Since one of the primary reasons for the appearance of the new ION2 platform is the refresh of the Intel Atom processor family that has moved over to the new Pineview semiconductor die, we decided to check out the performance in synthetic tests before moving on to the complex benchmarks. These tests allow us to see if ION2 boasts any advantages in terms of pure processor performance. We used SiSoft Sandra 2010 benchmarking suite:
As we see, the new Atom D510 processor turned out just a little bit faster than Atom 330 used in the previous generation ION platform. And the major reason for this advantage is obviously 66 MHz higher clock frequency. As for microarchitectural improvements, Pineview doesn’t have any, which is exactly what we see on the diagrams.
Things get more interesting in the memory subsystem test. Although the new ION2 platform uses only a single-channel memory controller, its memory subsystem bandwidth is higher than that of the previous-generation ION with a dual-channel DDR2 SDRAM controller. But there is a very logical explanation to all of this: Atom 330 based systems used 533 MHz FSB bus that created a major bottleneck on route between the CPU and the memory. Now the memory controller is inside the processor, so there is no need for any additional bus. As a result, cutting the number of memory channels in half didn’t do the system any harm.
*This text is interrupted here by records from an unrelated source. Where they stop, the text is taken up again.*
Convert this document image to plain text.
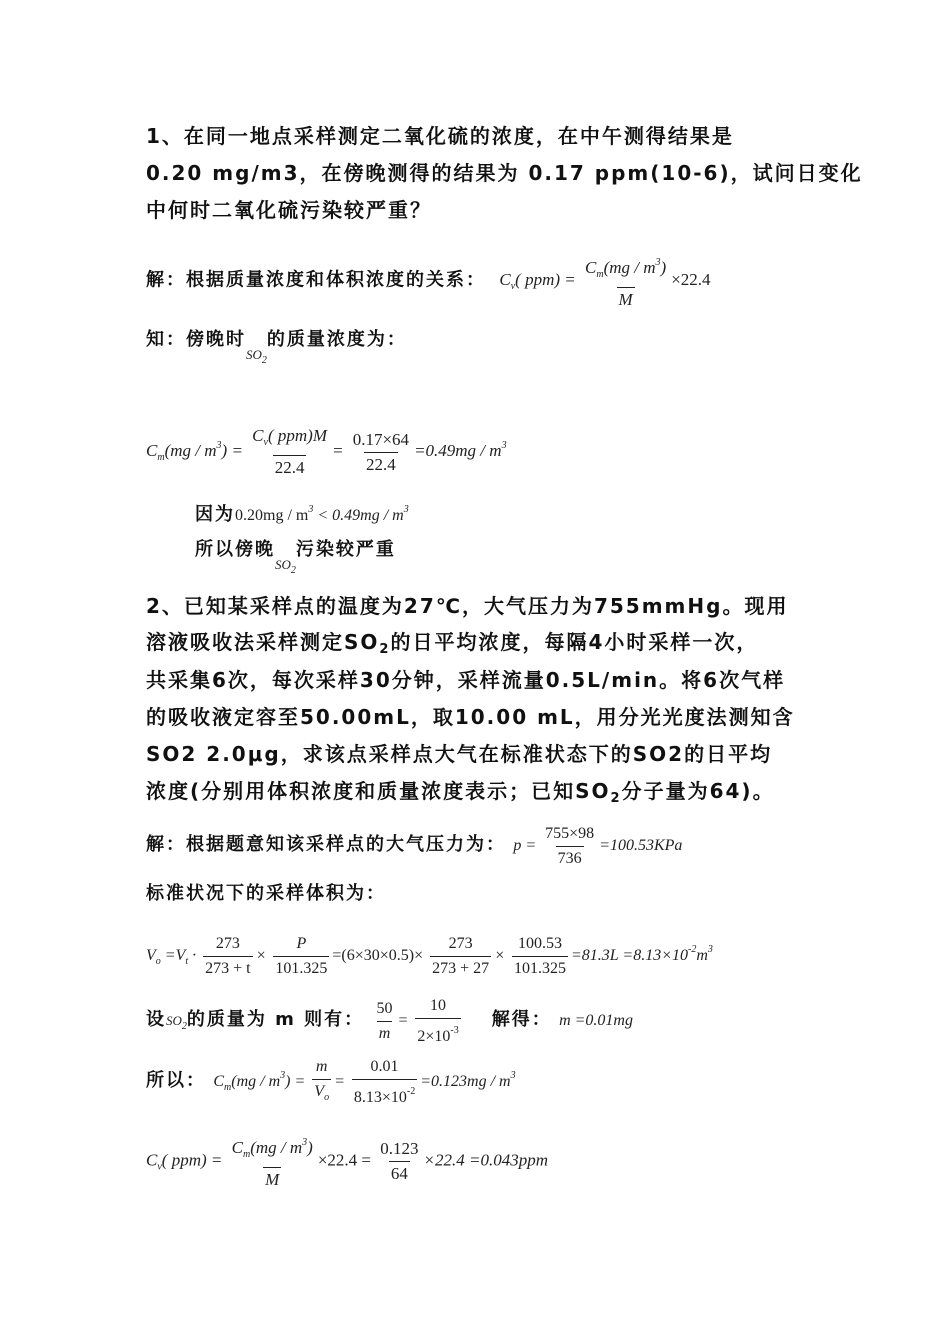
1、在同一地点采样测定二氧化硫的浓度，在中午测得结果是
0.20 mg/m3，在傍晚测得的结果为 0.17 ppm(10-6)，试问日变化
中何时二氧化硫污染较严重？
解：根据质量浓度和体积浓度的关系： $C_v$( $ppm) = \frac{C_m(mg / m^3)}{M} \times 22.4$
知：傍晚时$_{SO_2}$的质量浓度为：
$C_m(mg / m^3) = \frac{C_v( ppm)M}{22.4} = \frac{0.17\times 64}{22.4} =0.49mg / m^3$
因为$0.20mg / m^3 < 0.49mg / m^3$
所以傍晚$_{SO_2}$污染较严重
2、已知某采样点的温度为27℃，大气压力为755mmHg。现用
溶液吸收法采样测定$SO_2$的日平均浓度，每隔4小时采样一次，
共采集6次，每次采样30分钟，采样流量0.5L/min。将6次气样
的吸收液定容至50.00mL，取10.00 mL，用分光光度法测知含
SO2 2.0μg，求该点采样点大气在标准状态下的SO2的日平均
浓度(分别用体积浓度和质量浓度表示；已知$SO_2$分子量为64)。
解：根据题意知该采样点的大气压力为： $p = \frac{755\times 98}{736} =100.53KPa$
标准状况下的采样体积为：
$V_o =V_t \cdot \frac{273}{273 + t} \times \frac{P}{101.325} =(6\times 30\times 0.5)\times \frac{273}{273 + 27} \times \frac{100.53}{101.325} =81.3L =8.13\times 10^{-2}m^3$
设$SO_2$的质量为 m 则有： $\frac{50}{m} = \frac{10}{2\times 10^{-3}}$ 解得： m =0.01mg
所以： $C_m(mg / m^3) = \frac{m}{V_o} = \frac{0.01}{8.13\times 10^{-2}} =0.123mg / m^3$
$C_v$( $ppm) = \frac{C_m(mg / m^3)}{M} \times 22.4 = \frac{0.123}{64} \times 22.4 =0.043ppm$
Only the practical memory latency may have become a little worse.
A slight performance improvement in the previous-generation Intel Atom processors resulted into a slight improvement in the ION2 performance in general-purpose applications. Most non-3D apps used for home and office needs do not use the graphics controller in any way, sow e can’t feel the power of the new Ion2 platform in any of them, really. Moreover, if this is your primary usage model, it makes absolutely no sense to go for Ion2 at all, because you can get the same performance from the regular Intel Pine Trail platform, with the graphics controller built into the CPU.